Kürt sorunun hendek ve barikatlar olmadığını, meselenin halkın kendi geleceğini belirleme ve halkın statü taleplerine cevap alması gerektiğini söyleyen Sebahat, "Bugün barikatların arkasında direnen kadınlar özyönetim gücü için önemli bir iradeyi temsil ediyor. Yeni söylenilen şeyler değil yıllardır deklere ettiğimiz şeyler bir kez daha Türkiye halklarına ve hükümete hatırlatmak istiyoruz. Devletin faşizan politikalarına karşı barış ve çözümden yanayız. Bu barış benim dilimi, kültürümü ve hakkımı kapsamak durumunda. Bu rejim değişmeli AKP'nin tek adam sistemine göre değil aksine Türkiye'nin çok kimlikli yapısına göre yeniden kurulmalı. Anayasa bu defa Kürtsüz olmamalı. Bu anayasa direnişin yansıması olarak ortaya çıkacak" dedi.

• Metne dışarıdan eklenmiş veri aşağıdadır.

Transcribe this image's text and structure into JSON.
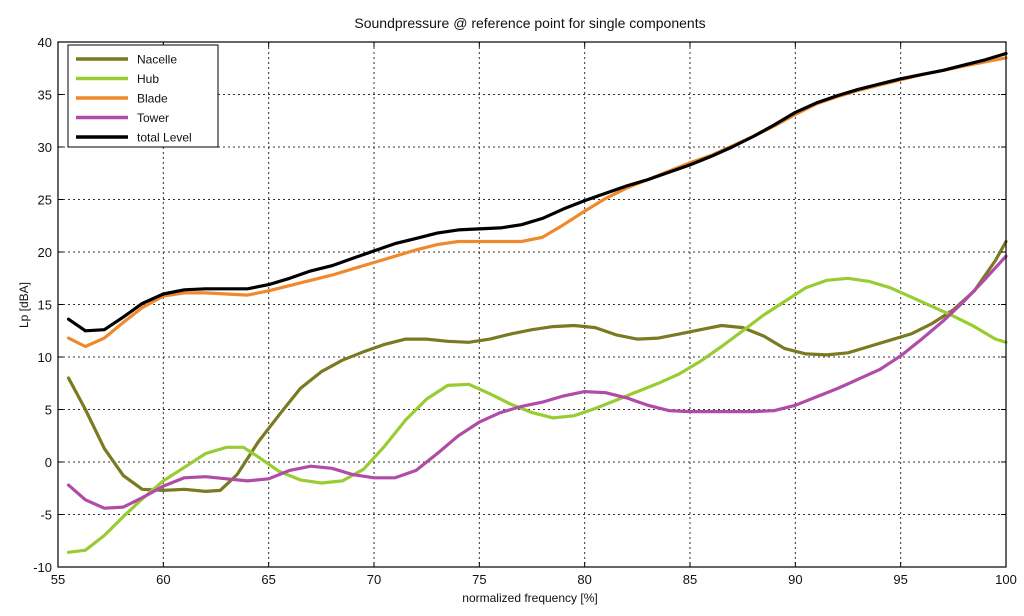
{
  "chart_data": {
    "type": "line",
    "title": "Soundpressure @ reference point for single components",
    "xlabel": "normalized frequency [%]",
    "ylabel": "Lp [dBA]",
    "xlim": [
      55,
      100
    ],
    "ylim": [
      -10,
      40
    ],
    "xticks": [
      55,
      60,
      65,
      70,
      75,
      80,
      85,
      90,
      95,
      100
    ],
    "yticks": [
      -10,
      -5,
      0,
      5,
      10,
      15,
      20,
      25,
      30,
      35,
      40
    ],
    "grid": true,
    "legend_position": "top-left",
    "series": [
      {
        "name": "Nacelle",
        "color": "#7a7a22",
        "x": [
          55.5,
          56.3,
          57.2,
          58.1,
          59,
          60,
          61,
          62,
          62.7,
          63.5,
          64.5,
          65.5,
          66.5,
          67.5,
          68.5,
          69.5,
          70.5,
          71.5,
          72.5,
          73.5,
          74.5,
          75.5,
          76.5,
          77.5,
          78.5,
          79.5,
          80.5,
          81.5,
          82.5,
          83.5,
          84.5,
          85.5,
          86.5,
          87.5,
          88.5,
          89.5,
          90.5,
          91.5,
          92.5,
          93.5,
          94.5,
          95.5,
          96.5,
          97.5,
          98.5,
          99.5,
          100
        ],
        "values": [
          8,
          5,
          1.3,
          -1.3,
          -2.6,
          -2.7,
          -2.6,
          -2.8,
          -2.7,
          -1.2,
          1.9,
          4.5,
          7,
          8.6,
          9.7,
          10.5,
          11.2,
          11.7,
          11.7,
          11.5,
          11.4,
          11.7,
          12.2,
          12.6,
          12.9,
          13,
          12.8,
          12.1,
          11.7,
          11.8,
          12.2,
          12.6,
          13,
          12.8,
          12,
          10.8,
          10.3,
          10.2,
          10.4,
          11,
          11.6,
          12.2,
          13.2,
          14.5,
          16.3,
          19.2,
          21
        ]
      },
      {
        "name": "Hub",
        "color": "#99cc33",
        "x": [
          55.5,
          56.3,
          57.2,
          58.1,
          59,
          60,
          61,
          62,
          63,
          63.8,
          64.5,
          65.5,
          66.5,
          67.5,
          68.5,
          69.5,
          70.5,
          71.5,
          72.5,
          73.5,
          74.5,
          75.5,
          76.5,
          77.5,
          78.5,
          79.5,
          80.5,
          81.5,
          82.5,
          83.5,
          84.5,
          85.5,
          86.5,
          87.5,
          88.5,
          89.5,
          90.5,
          91.5,
          92.5,
          93.5,
          94.5,
          95.5,
          96.5,
          97.5,
          98.5,
          99.5,
          100
        ],
        "values": [
          -8.6,
          -8.4,
          -7,
          -5.2,
          -3.5,
          -1.8,
          -0.5,
          0.8,
          1.4,
          1.4,
          0.5,
          -0.9,
          -1.7,
          -2,
          -1.8,
          -0.7,
          1.5,
          4,
          6,
          7.3,
          7.4,
          6.5,
          5.5,
          4.7,
          4.2,
          4.4,
          5.1,
          5.9,
          6.7,
          7.5,
          8.4,
          9.6,
          11,
          12.5,
          14,
          15.3,
          16.6,
          17.3,
          17.5,
          17.2,
          16.6,
          15.7,
          14.8,
          13.9,
          12.9,
          11.7,
          11.4
        ]
      },
      {
        "name": "Blade",
        "color": "#f0892c",
        "x": [
          55.5,
          56.3,
          57.2,
          58.1,
          59,
          60,
          61,
          62,
          63,
          64,
          65,
          66,
          67,
          68,
          69,
          70,
          71,
          72,
          73,
          74,
          75,
          76,
          77,
          78,
          79,
          80,
          81,
          82,
          83,
          84,
          85,
          86,
          87,
          88,
          89,
          90,
          91,
          92,
          93,
          94,
          95,
          96,
          97,
          98,
          99,
          100
        ],
        "values": [
          11.8,
          11,
          11.8,
          13.3,
          14.7,
          15.8,
          16.1,
          16.1,
          16,
          15.9,
          16.3,
          16.8,
          17.3,
          17.8,
          18.4,
          19,
          19.6,
          20.2,
          20.7,
          21,
          21,
          21,
          21,
          21.4,
          22.6,
          23.9,
          25.1,
          26.1,
          26.9,
          27.7,
          28.5,
          29.2,
          30.1,
          31,
          32,
          33.1,
          34.1,
          34.8,
          35.4,
          35.9,
          36.4,
          36.9,
          37.3,
          37.7,
          38.1,
          38.5
        ]
      },
      {
        "name": "Tower",
        "color": "#b04ca8",
        "x": [
          55.5,
          56.3,
          57.2,
          58.1,
          59,
          60,
          61,
          62,
          63,
          64,
          65,
          66,
          67,
          68,
          69,
          70,
          71,
          72,
          73,
          74,
          75,
          76,
          77,
          78,
          79,
          80,
          81,
          82,
          83,
          84,
          85,
          86,
          87,
          88,
          89,
          90,
          91,
          92,
          93,
          94,
          95,
          96,
          97,
          98,
          99,
          100
        ],
        "values": [
          -2.2,
          -3.6,
          -4.4,
          -4.3,
          -3.4,
          -2.3,
          -1.5,
          -1.4,
          -1.6,
          -1.8,
          -1.6,
          -0.8,
          -0.4,
          -0.6,
          -1.2,
          -1.5,
          -1.5,
          -0.8,
          0.8,
          2.5,
          3.8,
          4.7,
          5.3,
          5.7,
          6.3,
          6.7,
          6.6,
          6.1,
          5.4,
          4.9,
          4.8,
          4.8,
          4.8,
          4.8,
          4.9,
          5.4,
          6.2,
          7,
          7.9,
          8.8,
          10.1,
          11.7,
          13.4,
          15.3,
          17.4,
          19.6
        ]
      },
      {
        "name": "total Level",
        "color": "#000000",
        "x": [
          55.5,
          56.3,
          57.2,
          58.1,
          59,
          60,
          61,
          62,
          63,
          64,
          65,
          66,
          67,
          68,
          69,
          70,
          71,
          72,
          73,
          74,
          75,
          76,
          77,
          78,
          79,
          80,
          81,
          82,
          83,
          84,
          85,
          86,
          87,
          88,
          89,
          90,
          91,
          92,
          93,
          94,
          95,
          96,
          97,
          98,
          99,
          100
        ],
        "values": [
          13.6,
          12.5,
          12.6,
          13.8,
          15.1,
          16,
          16.4,
          16.5,
          16.5,
          16.5,
          16.9,
          17.5,
          18.2,
          18.7,
          19.4,
          20.1,
          20.8,
          21.3,
          21.8,
          22.1,
          22.2,
          22.3,
          22.6,
          23.2,
          24.1,
          24.9,
          25.6,
          26.3,
          26.9,
          27.6,
          28.3,
          29.1,
          30,
          31,
          32.1,
          33.3,
          34.2,
          34.9,
          35.5,
          36,
          36.5,
          36.9,
          37.3,
          37.8,
          38.3,
          38.9
        ]
      }
    ]
  }
}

'Ortadoğu ve dünya kadınları gelin bu yaşamı birlikte inşa edelim'

Erkek egemen sisteminin kadınları öldürerek toplumun cezalandırıldığını söyleyen Sebahat şunları söyledi: "Erkek egemen sistemin en temel sloganı önce kadınları vurun. Bizimde sloganımız önce kadınları yaşatın, kadın dayanışmasını güçlendirin olmalı. Sadece Ortadoğu'da değil Kürdistan'da değil bütün Ortadoğu ve dünyada başka bir yaşam istiyoruz ve bunun dayanışmayla mümkün olabileceğini insanların kendi dili, kimliği, cinsiyeti ve kültürüyle bu toplumda demokratik bir sistemi kurabileceğe inanan insanlarız. Türkiye kadın hareketine şöyle bir çağrıda bulunmuyoruz. Ortadoğu ve dünya kadınları gelin sesimize ses verin değil, gelin bu yaşamı birlikte inşa edelim diyoruz. Hayatı ve yaşamı birlikte kuracaksak mücadeleyi de birlikte verme durumundayız."